Privacy Policy
This Privacy Policy describes how Quintessentia Network Inc. (“we,” “us”), operating the IMS (Incident Monitoring System) marketing site and live console, collects and uses information.
1. Who we are
Quintessentia Network Inc. is a Canadian corporation operating two surfaces under the Quintarthai brand:
- Marketing site — ims.quintarthai.com and quintarthai.com/ims/
- Live console — quintarthai.com/tracker
This Privacy Policy covers the marketing site and lead-capture form. The live console has its own data-handling policy disclosed at sign-up.
2. What we collect on the marketing site
2.1 Information you provide
- If you submit the contact form: name, work email, organisation, role, and your written use case. All fields are voluntary.
2.2 Information collected automatically
- Server access logs (nginx) — IP address, timestamp, requested path, response code, referrer, user-agent. Retained 30 days.
- Analytics beacon (
/ims-api/track) — event name (e.g.tour_tab_click,pdf_download), the path on which it fired, and the referring URL. No cookies. No fingerprinting. IP is logged only to the standard nginx access log (point above).
2.3 What we do not collect
- No tracking cookies. The site sets zero cookies.
- No behavioural fingerprinting.
- No third-party advertising or marketing tags.
- No facial recognition. No PII scraping. (These promises also apply to the live console product.)
3. Why we collect it (legal basis under GDPR)
- Lead form data — to respond to your enquiry and pursue a possible business relationship. Legal basis: your consent (by clicking submit) and our legitimate interest in operating a B2B sales process.
- Server logs — to operate, secure, and debug the site. Legal basis: legitimate interest.
- Analytics beacon — to understand which sections of the page work for visitors. Legal basis: legitimate interest; the data collected is non-identifying.
4. How long we keep it
- Lead form submissions — 24 months from last contact, then deleted.
- nginx access logs — 30 days, then rotated and deleted.
- Analytics events log — 90 days, then rotated and deleted.
5. Who we share it with
We do not sell, rent, or trade your information.
Sub-processors with access to data on your behalf:
- Hostinger International Ltd. — VPS hosting (Lithuania / EU). All data encrypted at rest.
- Let's Encrypt (ISRG) — TLS certificate issuance. No personal data shared; only the domain name.
If we add sub-processors handling your personal data, we will update this list before the change takes effect.
6. Where your data lives
Today: EU (Hostinger). EU data residency on dedicated infrastructure is available on contract for institutional buyers.
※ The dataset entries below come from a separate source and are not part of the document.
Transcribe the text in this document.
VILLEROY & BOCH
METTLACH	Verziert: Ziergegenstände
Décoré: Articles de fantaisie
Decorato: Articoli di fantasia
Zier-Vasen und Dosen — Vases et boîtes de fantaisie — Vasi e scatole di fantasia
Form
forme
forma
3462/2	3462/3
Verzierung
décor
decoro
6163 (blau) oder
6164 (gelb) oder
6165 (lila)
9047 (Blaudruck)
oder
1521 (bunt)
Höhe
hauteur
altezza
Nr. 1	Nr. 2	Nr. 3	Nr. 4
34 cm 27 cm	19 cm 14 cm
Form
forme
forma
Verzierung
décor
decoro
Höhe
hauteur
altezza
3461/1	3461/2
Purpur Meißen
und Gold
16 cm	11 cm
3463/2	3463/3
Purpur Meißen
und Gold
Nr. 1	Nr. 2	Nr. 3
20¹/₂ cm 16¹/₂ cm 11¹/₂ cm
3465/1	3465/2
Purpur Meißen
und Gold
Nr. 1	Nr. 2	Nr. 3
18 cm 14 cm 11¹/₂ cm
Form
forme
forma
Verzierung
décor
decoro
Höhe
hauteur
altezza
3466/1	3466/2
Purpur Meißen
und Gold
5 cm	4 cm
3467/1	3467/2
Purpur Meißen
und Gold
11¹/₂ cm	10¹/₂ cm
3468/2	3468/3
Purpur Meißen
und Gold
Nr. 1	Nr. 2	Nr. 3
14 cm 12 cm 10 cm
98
Cross-border transfers, if any, are governed by Standard Contractual Clauses (SCCs).
7. Your rights
Depending on your jurisdiction, you may have the right to:
- Access the personal data we hold about you
- Correct inaccurate data
- Request deletion (“right to be forgotten”)
- Object to or restrict processing
- Data portability
- Withdraw consent at any time
- Lodge a complaint with your data-protection authority
Exercise any of these by emailing privacy@quintarthai.com. We respond within 30 days.
8. Security
- TLS 1.3 in transit (verifiable via SSL Labs)
- AES-256 at rest on the server
- Strict Content-Security-Policy on every page
- Privacy by design: no facial recognition, no PII scraping, public sources only
9. Children
The marketing site and the IMS product are not directed at children under 16. We do not knowingly collect personal information from children.
10. Changes to this Policy
Material changes will be flagged on this page with a new “last updated” date and, where significant, by email to anyone who has previously contacted us. Cosmetic edits (typos, link fixes) will be silent.
11. Contact
Privacy questions: privacy@quintarthai.com
Security disclosures: security.txt
Postal address available on request.
This page is a draft pending review by external counsel. The data-handling commitments above are operationally accurate as of the “last updated” date.